Damp sprayed cellulose doesn't tend to settle even at 1.5-2.5 lbs dry-density, due to the water activated adhesives.
It's not as air retardent as 3.5lb cellulose, but it's still a lot more air retardent than R20 batts and WAY more air retardent than 1.0lb density blown fiberglass (which is still a standard listed blowing density for some products)
I think Robert Riversong used to leave the tops of his truss-like walls open so that any settling would be compensated for by stealing from the attic. One of many unusual details. It would be interesting to see how those places have stood up over time.
I have the same curiosity. The fact that his designs typically use ship-lap siding with the cellulose tight to the siding (no intervening sheathing layers) means the moisture cycling of the cellulose is likely higher than in some other designs. He at least uses air tight wallboard and vapor retardent paints.
He tends to build houses with roof overhangs of about 1' per story, which limits the direct wetting. But by his own accounting that isn't part of the moisture management design. (I suspect it's more important to his designs than he seems to think it is. )
In defense of the practice he has also suggested that:
"Softwood lap siding has a vapor permeance of between 10 and 35 - with solid-color latex stain on both sides, about 5 perm."

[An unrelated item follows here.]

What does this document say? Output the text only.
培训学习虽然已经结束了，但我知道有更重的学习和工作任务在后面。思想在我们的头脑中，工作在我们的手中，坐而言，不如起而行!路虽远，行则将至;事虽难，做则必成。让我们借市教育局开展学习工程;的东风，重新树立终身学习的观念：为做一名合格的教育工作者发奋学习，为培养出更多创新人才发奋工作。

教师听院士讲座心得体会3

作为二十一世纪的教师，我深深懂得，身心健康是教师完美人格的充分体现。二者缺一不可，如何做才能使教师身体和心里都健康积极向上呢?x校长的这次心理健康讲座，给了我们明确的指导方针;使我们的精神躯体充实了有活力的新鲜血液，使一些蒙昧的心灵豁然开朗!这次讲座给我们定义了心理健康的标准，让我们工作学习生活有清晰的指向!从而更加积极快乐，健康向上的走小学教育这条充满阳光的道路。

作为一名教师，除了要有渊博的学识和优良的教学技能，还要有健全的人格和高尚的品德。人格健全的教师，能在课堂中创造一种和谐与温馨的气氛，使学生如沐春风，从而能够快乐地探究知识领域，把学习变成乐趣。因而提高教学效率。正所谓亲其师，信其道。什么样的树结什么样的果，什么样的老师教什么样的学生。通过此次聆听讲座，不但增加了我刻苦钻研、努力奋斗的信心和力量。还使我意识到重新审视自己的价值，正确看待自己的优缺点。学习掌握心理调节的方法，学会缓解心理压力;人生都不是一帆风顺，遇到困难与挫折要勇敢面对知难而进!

Those vapor permeance numbers are dubious to this observer. Though I don't have a good reference for the actual vapor permeance of 3/4" thick plank, I suspect it's about an order of magnitude lower. Dry framing lumber tends to run about the same vapor permeance as closed cell foam, on the order of 1 perm @ 1". Even 3/4" asphalted fiberboard isn't more than about 20 perms under very high humidity conditions, and I would expect solid plank to run much lower than fiberboard. Most 3/4" plywood doesn't break 10 perms until the RH has been a stable 65% or higher for an extended period of time, which is the threshold of mold territory.
Dana,
I have a table that I saved a long time ago -- unfortunately I failed to note the source.
The table lists the permeance of a "3/4 inch wood board" as 0.30-4.03 perms (grain/ft²hr (in.Hg)).
Thanks Martin!
That sounds more like the range I would expect- higher permeance when the moisture content and/or RH is high, but pretty vapor tight when dry.